An old cliché says, “The definition of insanity is doing the same thing over and over again, but expecting a different outcome.” You might feel this way as you attempt to fix your financial situation. If your finances control you instead of you controlling them, you might need to find another way to end your struggle.
Filing for Chapter 7 bankruptcy could provide the answer. Many people are wary of the process because they fail to understand it. Answering your questions about the basic process might make it a more attractive option.
Are you eligible to file Chapter 7?
Before you can consider filing for Chapter 7 bankruptcy, you must qualify to do so. First, you must take the means test to determine whether you meet the financial qualifications to file. The test determines whether you meet certain income and expense requirements. If you do, you may file under this chapter.
However, you must also meet the following qualifications within the 180 days prior to filing:
- No dismissal of prior bankruptcy due to:
- Failure to comply with court orders
- Failure to appear as ordered
- Voluntary dismissal
- Participation in court-approved credit counseling
The court will not guarantee you a discharge. Bankruptcy cannot wipe out certain debts or erase a lien on property. However, if you file in good faith, you could receive a discharge that allows you to start fresh.
What happens after I qualify to file?
After you gather the necessary information regarding your income, assets and debts, you prepare your petition. You must file the following with your petition:
- Proof of credit counseling
- Schedule of current expenses and income
- Schedules of property and debts
- Statement of financial affairs
- Schedule of executory contracts and unexpired leases
- Statement of monthly net income
- Proof of income for 60 days prior to filing
- Statement of net income
- Statement of any anticipated increases in expenses or income after filing
- Statement of participation in federal or state college accounts
- Creditor matrix (detailed listing of all creditors)
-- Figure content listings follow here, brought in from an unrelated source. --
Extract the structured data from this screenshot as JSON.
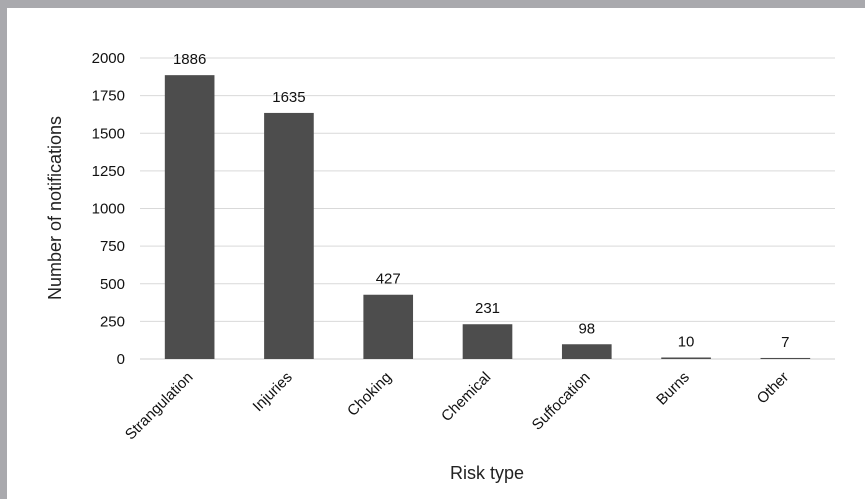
{
  "chart_data": {
    "type": "bar",
    "categories": [
      "Strangulation",
      "Injuries",
      "Choking",
      "Chemical",
      "Suffocation",
      "Burns",
      "Other"
    ],
    "values": [
      1886,
      1635,
      427,
      231,
      98,
      10,
      7
    ],
    "data_labels": [
      "1886",
      "1635",
      "427",
      "231",
      "98",
      "10",
      "7"
    ],
    "title": "",
    "xlabel": "Risk type",
    "ylabel": "Number of notifications",
    "ylim": [
      0,
      2000
    ],
    "yticks": [
      0,
      250,
      500,
      750,
      1000,
      1250,
      1500,
      1750,
      2000
    ],
    "grid": true,
    "bar_color": "#4d4d4d",
    "frame_color": "#a9a9ad"
  }
}
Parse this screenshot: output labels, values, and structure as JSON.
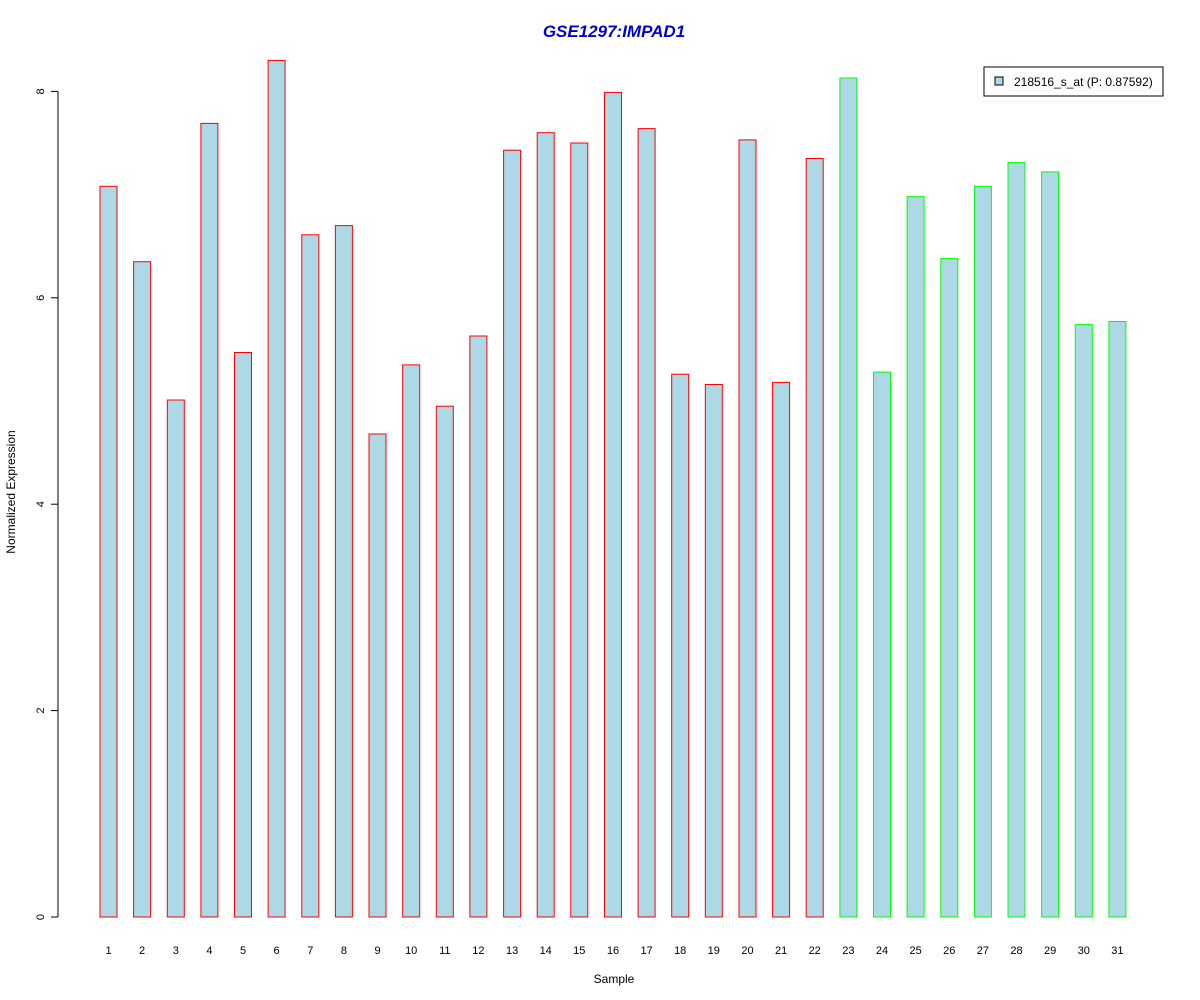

You and your spouse may file a joint petition, schedules and creditor matrix, but each of you must file the remaining documents individually. If you file separately from your spouse, you must still provide his or her income and expenses to the court.
What happens after I file these documents?
An automatic stay goes into effect, during which the court prohibits your creditors from attempting to collect on the debts you owe them. However, some creditors might ask the court for permission to move forward with some actions such as a foreclosure or repossession.
The court will require you to attend a 341 hearing (a meeting of creditors). During this meeting, the trustee verifies that no abuse occurred and determines whether you own any assets that could provide payment to your creditors after sale. Your creditors can attend this meeting if they choose to do so.
Will I get to keep my property?
The U.S. Bankruptcy Code and New York law allow you to retain certain property so long as it does not exceed certain amounts. Which exemptions you use requires careful consideration.
This article only touches on the basic process behind a Chapter 7 bankruptcy. During the course of your case, any number of issues could arise. Even under the best of circumstances, filing a bankruptcy without the assistance of an attorney could jeopardize your chances of receiving a discharge. If your case becomes complicated, you would more than likely benefit from already having an attorney assisting you with the process.